One of the reasons that Java has become such a popular and widespread programming language since its introduction doesn't actually come from the features of the language itself. Instead, some of its growing usage can be attributed to the vast number of third party tools that are available to make the Java program development process smoother, more efficient, and with less undocumented features. I've recently started familiarizing myself with some of these Java-oriented tools such as the Eclipse platform, Ant, PMD, FindBugs, Checkstyle, and JUnit. Even with just a small amount of experience, I've already starting to think about how I have been able to get along without such tools and guidelines.

How do they stack up?


After downloading and unpacking Emma, JUnit, Checkstyle, PMD, FindBugs, and SCLC the next step is inserting them into the environmental variables listing of my computer so that Ant will know where to look while it is building your project. With that finished I downloaded a test project supplied by my software engineering professor, Dr. Johnson. It's a simple stack class and test cases which are purposefully broken in various ways. Using these new tools, I plan to get the stack class into both a working as well as efficient and consistent system. By running Ant for each of the build configuration files I find that each except "ant -f verify.build.xml" are successful. At first I think that means each one found no errors in the stack project. However, successful means that PMD, Checkstyle, etc. didn't have any problems running - all my paths were correct - however there were plenty errors to be dealt with and generally nice HTML documents to glean over.

Results and repairs

  • Checkstyle found two violations of our style standards: a misplaced curly brace and a missing javadoc annotation in stack.java. Both easily fixed.
  • FindBugs reported several places that could be changed to be more efficient by changing Integer constructors to Integer.valueOf methods.
  • JUnit found the first true errors in the logic, at this point just in the test cases. Code was corrected to reflect a proper pop order of 3, 2, 1. At this point I also caught a typo in the test cases which had no effect on performance, but wasn't caught by other tools. However upon rerunning the JUnit test I still was finding errors and it took some time to discover that the test cases weren't just written wrong, the stack class itself was incorrectly coded in the top function, which was actually looking at the bottom of the stack.
  • PMD recommended setting some private variables to final and simplifying a return to get rid of an unnecessary temporary variable. It also reminded me to abstract away from unneeded details such as using a List interface even though an ArrayList is being implemented. The final tricky part was an empty catch block. According to my Elements of Java Style book I could simply use a e.printStackTrace, however Dr. Johnson recommended eliminating the try/catch entirely. I implemented this change as well as cleaned up the unnecessary import of the Assert.fail from JUnit.

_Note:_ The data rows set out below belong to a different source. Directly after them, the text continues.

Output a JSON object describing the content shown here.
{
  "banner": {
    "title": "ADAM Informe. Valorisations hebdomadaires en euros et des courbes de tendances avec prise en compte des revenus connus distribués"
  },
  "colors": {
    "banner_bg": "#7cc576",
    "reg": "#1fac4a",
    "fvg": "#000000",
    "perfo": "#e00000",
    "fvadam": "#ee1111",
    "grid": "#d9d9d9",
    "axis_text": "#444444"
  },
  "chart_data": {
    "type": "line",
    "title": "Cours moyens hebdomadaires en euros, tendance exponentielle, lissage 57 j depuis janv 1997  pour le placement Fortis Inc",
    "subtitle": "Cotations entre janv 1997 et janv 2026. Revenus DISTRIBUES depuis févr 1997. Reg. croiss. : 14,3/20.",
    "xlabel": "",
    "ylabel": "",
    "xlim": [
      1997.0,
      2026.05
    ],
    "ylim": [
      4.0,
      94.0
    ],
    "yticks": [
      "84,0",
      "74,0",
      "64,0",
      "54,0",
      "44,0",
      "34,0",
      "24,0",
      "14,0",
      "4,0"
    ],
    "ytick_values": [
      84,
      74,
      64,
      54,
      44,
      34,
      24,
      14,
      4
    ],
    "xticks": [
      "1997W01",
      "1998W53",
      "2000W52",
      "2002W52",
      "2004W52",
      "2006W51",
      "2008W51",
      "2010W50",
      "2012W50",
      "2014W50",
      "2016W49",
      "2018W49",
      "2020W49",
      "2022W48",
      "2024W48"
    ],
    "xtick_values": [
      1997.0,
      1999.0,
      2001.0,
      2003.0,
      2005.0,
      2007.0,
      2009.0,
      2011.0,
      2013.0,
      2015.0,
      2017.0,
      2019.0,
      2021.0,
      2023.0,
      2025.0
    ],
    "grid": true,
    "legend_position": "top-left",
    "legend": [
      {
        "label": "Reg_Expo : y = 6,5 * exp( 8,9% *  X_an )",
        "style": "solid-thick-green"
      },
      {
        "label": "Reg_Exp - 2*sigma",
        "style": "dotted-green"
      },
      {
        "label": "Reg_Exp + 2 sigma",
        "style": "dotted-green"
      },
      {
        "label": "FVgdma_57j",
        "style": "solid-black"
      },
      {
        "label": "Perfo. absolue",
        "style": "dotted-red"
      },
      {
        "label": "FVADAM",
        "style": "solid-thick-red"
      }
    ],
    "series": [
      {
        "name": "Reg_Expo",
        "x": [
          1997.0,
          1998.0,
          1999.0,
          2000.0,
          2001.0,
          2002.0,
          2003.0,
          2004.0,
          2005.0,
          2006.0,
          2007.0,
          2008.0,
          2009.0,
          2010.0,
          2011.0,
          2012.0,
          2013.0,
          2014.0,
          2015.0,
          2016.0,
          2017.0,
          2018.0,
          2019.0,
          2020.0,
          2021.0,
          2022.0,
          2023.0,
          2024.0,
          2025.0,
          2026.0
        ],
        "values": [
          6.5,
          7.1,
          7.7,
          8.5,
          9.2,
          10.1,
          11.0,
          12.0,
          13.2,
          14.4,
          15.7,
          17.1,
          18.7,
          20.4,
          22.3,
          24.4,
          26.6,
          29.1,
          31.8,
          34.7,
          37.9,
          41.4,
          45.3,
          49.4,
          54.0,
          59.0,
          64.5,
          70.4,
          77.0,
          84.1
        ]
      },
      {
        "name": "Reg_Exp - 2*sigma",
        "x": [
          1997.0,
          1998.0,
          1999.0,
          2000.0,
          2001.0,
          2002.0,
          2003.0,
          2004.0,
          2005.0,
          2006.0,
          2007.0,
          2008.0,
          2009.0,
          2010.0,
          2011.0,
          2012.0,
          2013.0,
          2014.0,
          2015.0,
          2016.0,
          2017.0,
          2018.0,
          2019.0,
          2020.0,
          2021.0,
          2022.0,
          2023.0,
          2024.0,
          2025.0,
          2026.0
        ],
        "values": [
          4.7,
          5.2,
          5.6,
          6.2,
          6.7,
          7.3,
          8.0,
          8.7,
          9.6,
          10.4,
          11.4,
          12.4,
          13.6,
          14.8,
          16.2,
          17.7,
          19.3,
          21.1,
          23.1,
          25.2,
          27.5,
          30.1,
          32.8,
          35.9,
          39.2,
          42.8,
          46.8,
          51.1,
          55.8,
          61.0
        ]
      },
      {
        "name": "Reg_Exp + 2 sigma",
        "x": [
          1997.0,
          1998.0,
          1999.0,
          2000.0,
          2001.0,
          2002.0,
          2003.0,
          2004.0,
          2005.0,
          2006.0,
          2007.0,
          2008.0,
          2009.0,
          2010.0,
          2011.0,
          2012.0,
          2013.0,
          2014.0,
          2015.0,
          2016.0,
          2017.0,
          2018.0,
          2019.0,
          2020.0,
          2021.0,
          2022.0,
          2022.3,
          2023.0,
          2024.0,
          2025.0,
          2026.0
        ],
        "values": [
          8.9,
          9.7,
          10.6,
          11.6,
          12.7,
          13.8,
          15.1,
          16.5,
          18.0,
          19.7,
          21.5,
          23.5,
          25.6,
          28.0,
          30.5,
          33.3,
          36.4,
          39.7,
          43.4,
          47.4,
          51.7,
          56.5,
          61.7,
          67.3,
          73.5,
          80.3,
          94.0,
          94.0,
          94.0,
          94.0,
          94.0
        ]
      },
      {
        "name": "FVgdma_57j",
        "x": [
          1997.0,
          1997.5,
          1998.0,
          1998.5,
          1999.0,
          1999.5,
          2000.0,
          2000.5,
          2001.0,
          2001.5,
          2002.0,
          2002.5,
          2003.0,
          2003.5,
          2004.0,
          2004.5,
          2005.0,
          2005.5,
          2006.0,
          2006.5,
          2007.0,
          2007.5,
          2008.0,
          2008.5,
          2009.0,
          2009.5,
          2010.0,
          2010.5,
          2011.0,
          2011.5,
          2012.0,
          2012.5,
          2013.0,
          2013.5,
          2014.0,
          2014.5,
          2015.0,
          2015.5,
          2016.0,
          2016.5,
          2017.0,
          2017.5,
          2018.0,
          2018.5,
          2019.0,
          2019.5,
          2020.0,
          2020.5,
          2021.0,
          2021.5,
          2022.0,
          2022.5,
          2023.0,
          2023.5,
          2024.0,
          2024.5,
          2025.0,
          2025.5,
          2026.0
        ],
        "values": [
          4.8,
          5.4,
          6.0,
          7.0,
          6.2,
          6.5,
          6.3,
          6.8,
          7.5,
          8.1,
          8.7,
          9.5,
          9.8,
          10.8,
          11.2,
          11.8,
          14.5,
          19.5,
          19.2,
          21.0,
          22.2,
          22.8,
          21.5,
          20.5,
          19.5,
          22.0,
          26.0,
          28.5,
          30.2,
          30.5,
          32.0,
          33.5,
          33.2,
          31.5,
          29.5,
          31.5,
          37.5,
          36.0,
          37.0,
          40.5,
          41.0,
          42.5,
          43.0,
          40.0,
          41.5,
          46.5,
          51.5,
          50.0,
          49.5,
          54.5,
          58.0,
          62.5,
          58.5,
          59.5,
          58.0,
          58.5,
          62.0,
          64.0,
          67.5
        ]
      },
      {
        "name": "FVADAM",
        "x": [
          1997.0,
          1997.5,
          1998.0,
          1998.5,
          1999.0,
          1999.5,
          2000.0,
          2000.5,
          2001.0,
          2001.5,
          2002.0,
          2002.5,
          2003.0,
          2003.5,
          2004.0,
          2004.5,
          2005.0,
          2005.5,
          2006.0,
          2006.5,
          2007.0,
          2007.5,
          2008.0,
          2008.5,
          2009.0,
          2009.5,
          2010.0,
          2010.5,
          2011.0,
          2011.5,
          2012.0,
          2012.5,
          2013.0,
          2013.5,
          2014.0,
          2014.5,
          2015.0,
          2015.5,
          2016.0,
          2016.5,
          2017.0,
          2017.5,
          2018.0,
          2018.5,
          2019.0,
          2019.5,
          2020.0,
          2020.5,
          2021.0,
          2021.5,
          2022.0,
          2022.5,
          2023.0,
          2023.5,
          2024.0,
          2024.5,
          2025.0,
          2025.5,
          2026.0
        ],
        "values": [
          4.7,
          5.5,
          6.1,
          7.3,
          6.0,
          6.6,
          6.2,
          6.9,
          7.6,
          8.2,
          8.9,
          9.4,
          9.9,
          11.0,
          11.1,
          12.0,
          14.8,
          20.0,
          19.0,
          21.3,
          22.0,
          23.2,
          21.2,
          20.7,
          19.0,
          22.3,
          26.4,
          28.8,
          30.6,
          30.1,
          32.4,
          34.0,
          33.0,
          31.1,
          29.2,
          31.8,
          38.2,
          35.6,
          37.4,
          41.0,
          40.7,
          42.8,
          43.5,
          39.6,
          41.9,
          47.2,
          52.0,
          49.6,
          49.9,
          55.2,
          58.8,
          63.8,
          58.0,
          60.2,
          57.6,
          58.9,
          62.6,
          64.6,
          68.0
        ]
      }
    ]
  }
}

At this point I gave "ant -f verify.build.xml" a try and behold: my stack distribution.

Overall it was a good experience with some snags but not too much frustration. The various tasks all seemed to have worked in the end. This is of course only a small part of Ant and the associated build tools. I only had to run them, not really understand them, let alone write them, yet. However I got a good appreciation of what they are capable. I expect it to be a steep learning curve, but see the potential for time saved in the long run. I also expect to be able to apply some of the concepts to other non-Java projects when possible.